Thibault Douzon
Thibault Douzon is a French PhD candidate participating under the CIFRE industrial convention, improving the field of document understanding through language models and transformers.
Throughout his PhD journey, Thibault has navigated the intersection of academia and industry. His tenure at Esker, a prominent player in document processing and business workflow automation, allowed him to gain practical experience while shaping his expertise. Thibault has played a pivotal role in developing efficient language models that excel in extracting essential information from diverse business documents.
His contribution was further acknowledged when he was honored with the Nakano award at DAS 2022, recognizing his outstanding research paper entitled “Improving Information Extraction on Business Documents with Specific Pre-training Tasks” as the best of the event.
Peter Staar
Currently, Peter manages the ‘AI for Knowledge’ group at the IBM Research – Zurich Laboratory. The group focusses on the development of the Deep Search platform, which consists of cloud native services that ingest large corpora of technical documents and extracts the knowledge contained in them. Peter joined the IBM Research – Zurich Laboratory in July of 2014 as a post-doctoral researcher. The Belgium-born scientist first came to IBM Research as a summer student in 2006. Prior to joining IBM Research, He was a post-doctoral researcher in Theoretical Physics and PASC (Platform for Advanced Scientific Computing) at the Swiss Federal Institute of Technology (ETH) in Zurich, Switzerland.

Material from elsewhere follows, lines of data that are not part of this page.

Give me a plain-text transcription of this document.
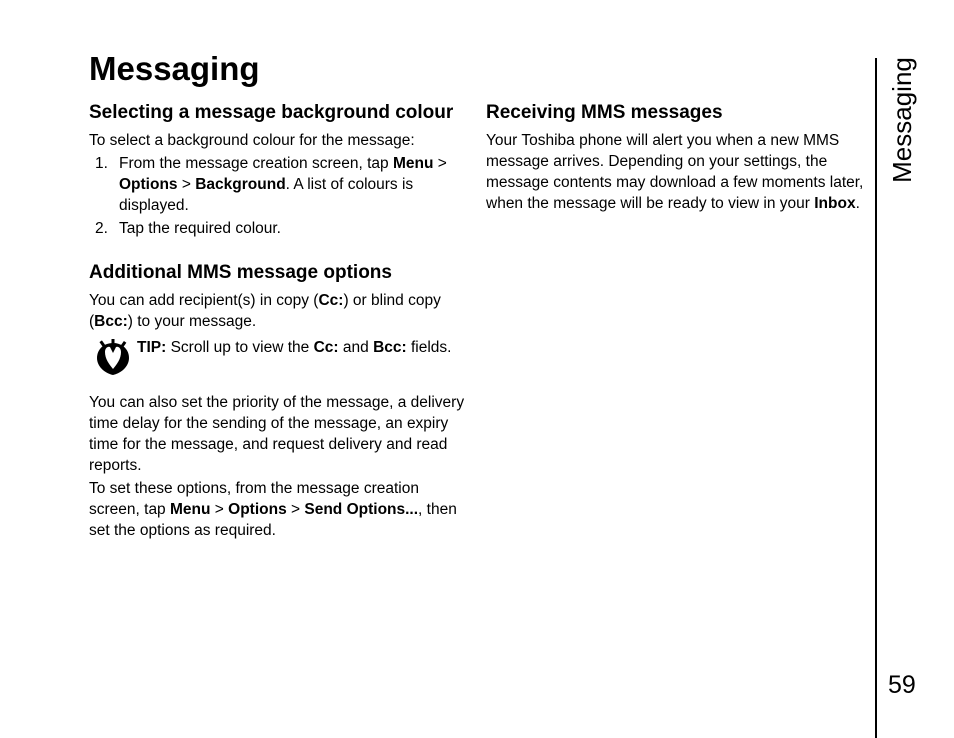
Messaging
Selecting a message background colour

To select a background colour for the message:

1. From the message creation screen, tap Menu > Options > Background. A list of colours is displayed.
2. Tap the required colour.
Additional MMS message options

You can add recipient(s) in copy (Cc:) or blind copy (Bcc:) to your message.

TIP: Scroll up to view the Cc: and Bcc: fields.

You can also set the priority of the message, a delivery time delay for the sending of the message, an expiry time for the message, and request delivery and read reports.

To set these options, from the message creation screen, tap Menu > Options > Send Options..., then set the options as required.

Receiving MMS messages

Your Toshiba phone will alert you when a new MMS message arrives. Depending on your settings, the message contents may download a few moments later, when the message will be ready to view in your Inbox.

Messaging
59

He earned his PhD in Theoretical Physics and his M.Sc. degree in Physics at ETH Zurich in 2013 and 2009, respectively, and his B.S. degree in Physics (cum laude) from the KU Leuven, Belgium. Peter has twice been a finalist for the prestigious ACM Gordon Bell award, first in 2013 for his paper entitled ‘Taking a Quantum Leap in Time to Solution for Simulations of High-Tc Superconductors’ and then in 2015 for his paper entitled ‘An Extreme-Scale Implicit Solver for Complex PDEs: Highly Heterogeneous Flow in Earth Mantle.’ The last submission won the Gordon Bell prize. Other significant academic achievements include ‘Best Paper Award’ at IPDPS 2016 (for novel, linear-scaling graph analytics) and ‘Applied AI Application Award’ at IAAI 2021 (for novel PDF document conversion ML models).
John Corring
John Corring joined Microsoft as Senior Researcher in 2017 after completing his PhD at University of Florida in Computer Vision. During his tenure at Microsoft John has worked on and published on compositional modeling of text, layer separation, generative document modeling, and other problems as well as contributing to the state of the art in Azure OCR and document intelligence solutions.
Tong Sun
Tong is a research thought-leader and technology innovator with a 20+ years proven track of leadership in incubating, building and delivering cutting-edge AI/ML tools and methods that enable digital transformations cross multiple vertical domains, i.e. transportation, manufacturing, healthcare and retail. Most recently Tong has been spear-heading a generative AI research initiative at Adobe Research to reinvent the Future of Document Experiences. She holds 30+ issued US Patents, 55+ peer-reviewed publications in prestigious conferences and journals.